Two central problems in quantum condensed matter physics are
(i) the physics of the
strongly-correlated lattice electrons, particularly for
lower-dimensional systems; and (ii) the
physics of large-scale quantum phenomena,
ranging from macroscopic superpositions of
collective states to the study of solid-state qubits. These
topics are closely linked physically, and
mathematically- the basic models describing, eg., decoherence,
are similar to those used in describing
strongly-correlated electrons (and to models
in string and particle theory). For example, the theory of
flux phases in high-*T*_{c} systems can be mapped to models of dissipative
open strings and *
Ө*-vacua, to
lattice gauge theories, and to the composite
fermion theory of the fractional Hall
effect. These in turn are related to models in quantum
gravity, to the Schmid or spin-boson models
in quantum dissipation and decoherence theory, and to models
of junctions
of quantum wires.

To study strongly-correlated electrons we have a core group
whose focus is on models of 2-d
interacting fermions like the Hubbard model, and/or on
phenomenological models intended to describe
the low-energy propeties of 2-d fermions.

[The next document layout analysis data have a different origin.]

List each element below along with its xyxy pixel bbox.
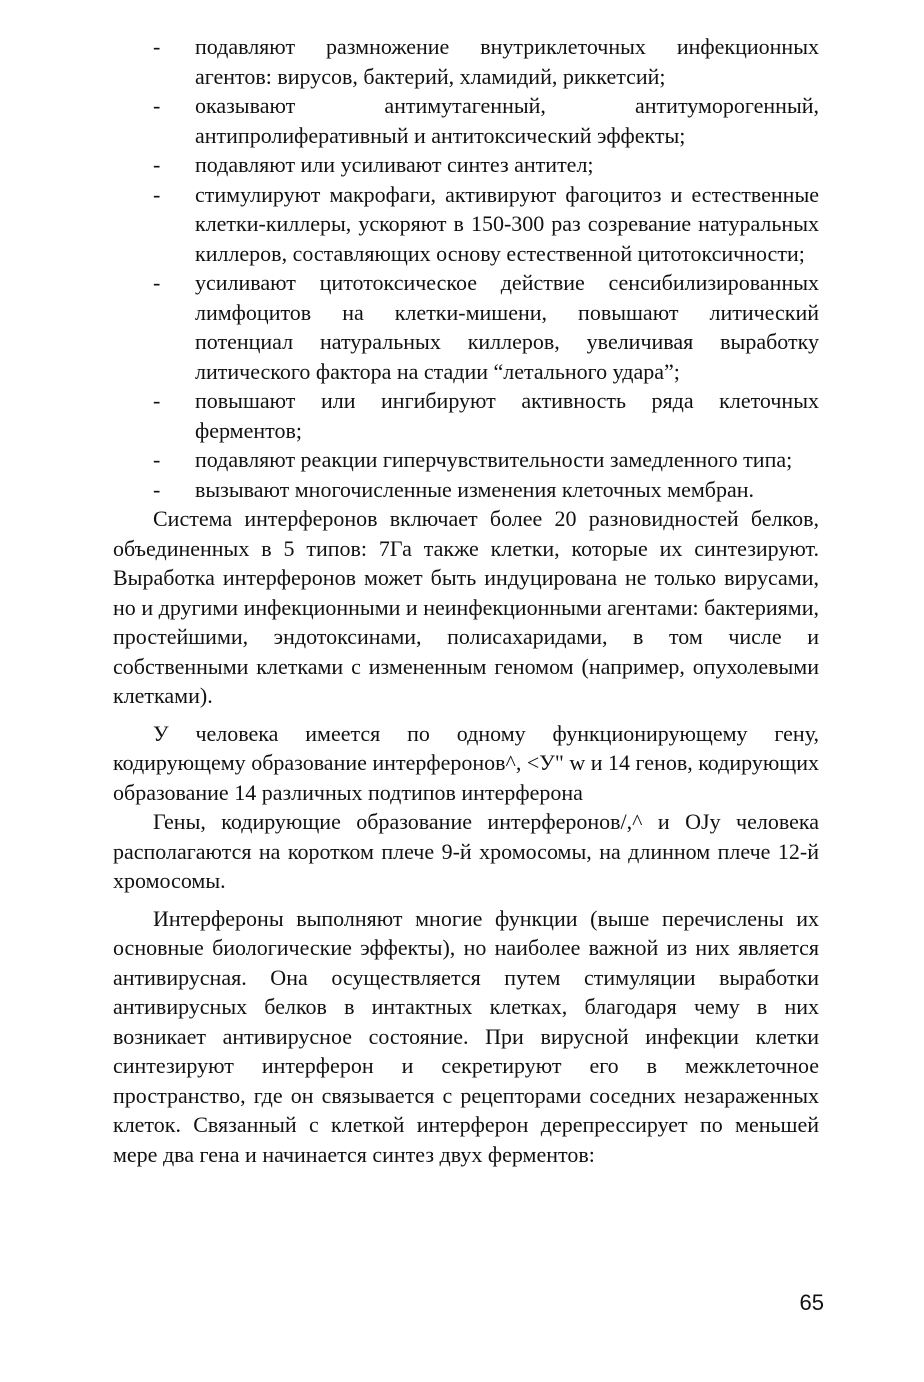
dash-marker: -: [153, 447, 161, 472]
list-item: [113, 386, 819, 445]
dash-marker: -: [153, 152, 161, 177]
list-item-text: вызывают многочисленные изменения клеточных мембран.: [195, 476, 754, 502]
dash-marker: -: [153, 34, 161, 59]
list-item: [113, 268, 819, 386]
list-item-text: стимулируют макрофаги, активируют фагоцитоз и естественные клетки-киллеры, ускоряют в 150-300 раз созревание натуральных киллеров, составляющих основу естественной цитотоксичности;: [195, 181, 819, 266]
list-item-text: повышают или ингибируют активность ряда клеточных ферментов;: [195, 388, 819, 443]
list-item-text: подавляют реакции гиперчувствительности замедленного типа;: [195, 447, 793, 472]
dash-marker: -: [153, 181, 161, 207]
dash-marker: -: [153, 476, 161, 502]
dash-marker: -: [153, 388, 161, 413]
list-item: [113, 475, 819, 505]
list-item-text: подавляют или усиливают синтез антител;: [195, 152, 594, 177]
paragraph-antiviral-function: Интерфероны выполняют многие функции (выше перечислены их основные биологические эффекты), но наиболее важной из них является антивирусная. Она осуществляется путем стимуляции выработки антивирусных белков в интактных клетках, благодаря чему в них возникает антивирусное состояние. При вирусной инфекции клетки синтезируют интерферон и секретируют его в межклеточное пространство, где он связывается с рецепторами соседних незараженных клеток. Связанный с клеткой интерферон дерепрессирует по меньшей мере два гена и начинается синтез двух ферментов:: [113, 905, 819, 1167]
list-item-text: подавляют размножение внутриклеточных инфекционных агентов: вирусов, бактерий, хламидий, риккетсий;: [195, 34, 819, 89]
dash-marker: -: [153, 270, 161, 295]
effects-list: [113, 32, 819, 504]
list-item: [113, 91, 819, 150]
list-item-text: оказывают антимутагенный, антитуморогенный, антипролиферативный и антитоксический эффекты;: [195, 93, 819, 148]
page-number: 65: [799, 1290, 824, 1315]
list-item: [113, 32, 819, 91]
text-body: [113, 32, 819, 1169]
list-item: [113, 150, 819, 180]
paragraph-interferon-system: Система интерферонов включает более 20 разновидностей белков, объединенных в 5 типов: 7Га также клетки, которые их синтезируют. Выработка интерферонов может быть индуцирована не только вирусами, но и другими инфекционными и неинфекционными агентами: бактериями, простейшими, эндотоксинами, полисахаридами, в том числе и собственными клетками с измененным геномом (например, опухолевыми клетками).: [113, 506, 819, 708]
list-item: [113, 445, 819, 475]
list-item-text: усиливают цитотоксическое действие сенсибилизированных лимфоцитов на клетки-мишени, повышают литический потенциал натуральных киллеров, увеличивая выработку литического фактора на стадии “летального удара”;: [195, 270, 819, 384]
paragraph-gene-location: Гены, кодирующие образование интерферонов/,^ и OJy человека располагаются на коротком плече 9-й хромосомы, на длинном плече 12-й хромосомы.: [113, 809, 819, 893]
paragraph-human-genes: У человека имеется по одному функционирующему гену, кодирующему образование интерферонов^, <У" w и 14 генов, кодирующих образование 14 различных подтипов интерферона: [113, 720, 819, 805]
dash-marker: -: [153, 93, 161, 118]
list-item: [113, 180, 819, 269]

Some of these models have metal-insulator
transitions, and there are complex relations
between them involving topology and symmetries of different
kinds. Some of the work also
involves new computational approaches to
the Hubbard model. Many different 'quantum
materials' are described by such models, and
so the work involves ideas from fields as varied as string
theory and topology to quantum
chemistry, and links
to experimental work in North America and
Japan are important.

Large-scale quantum
phenomena are being studied in superconducting
devices, "spin nets" of nanomagnetic molecules, and
quantum
wires. The theory involves the correlations
in these systems, and how decoherence
affects them. Models that are studied range from 'quantum
impurity' models like spin-boson
model or the central spin model, describing qubits coupled to
quantum environments,
to 'lattice anyon' models of quantum
computation. Similar models are used to
discuss 1- and 2-dimensional interacting fermions. The
theoretical work involves solid state
theory as well as quantum information theory. Again, this
theoretical work requires extensive
dialogue with experimental groups, notably those
working in quantum nanomagnetism, in
nanoelectronics, and on SQUID qubits.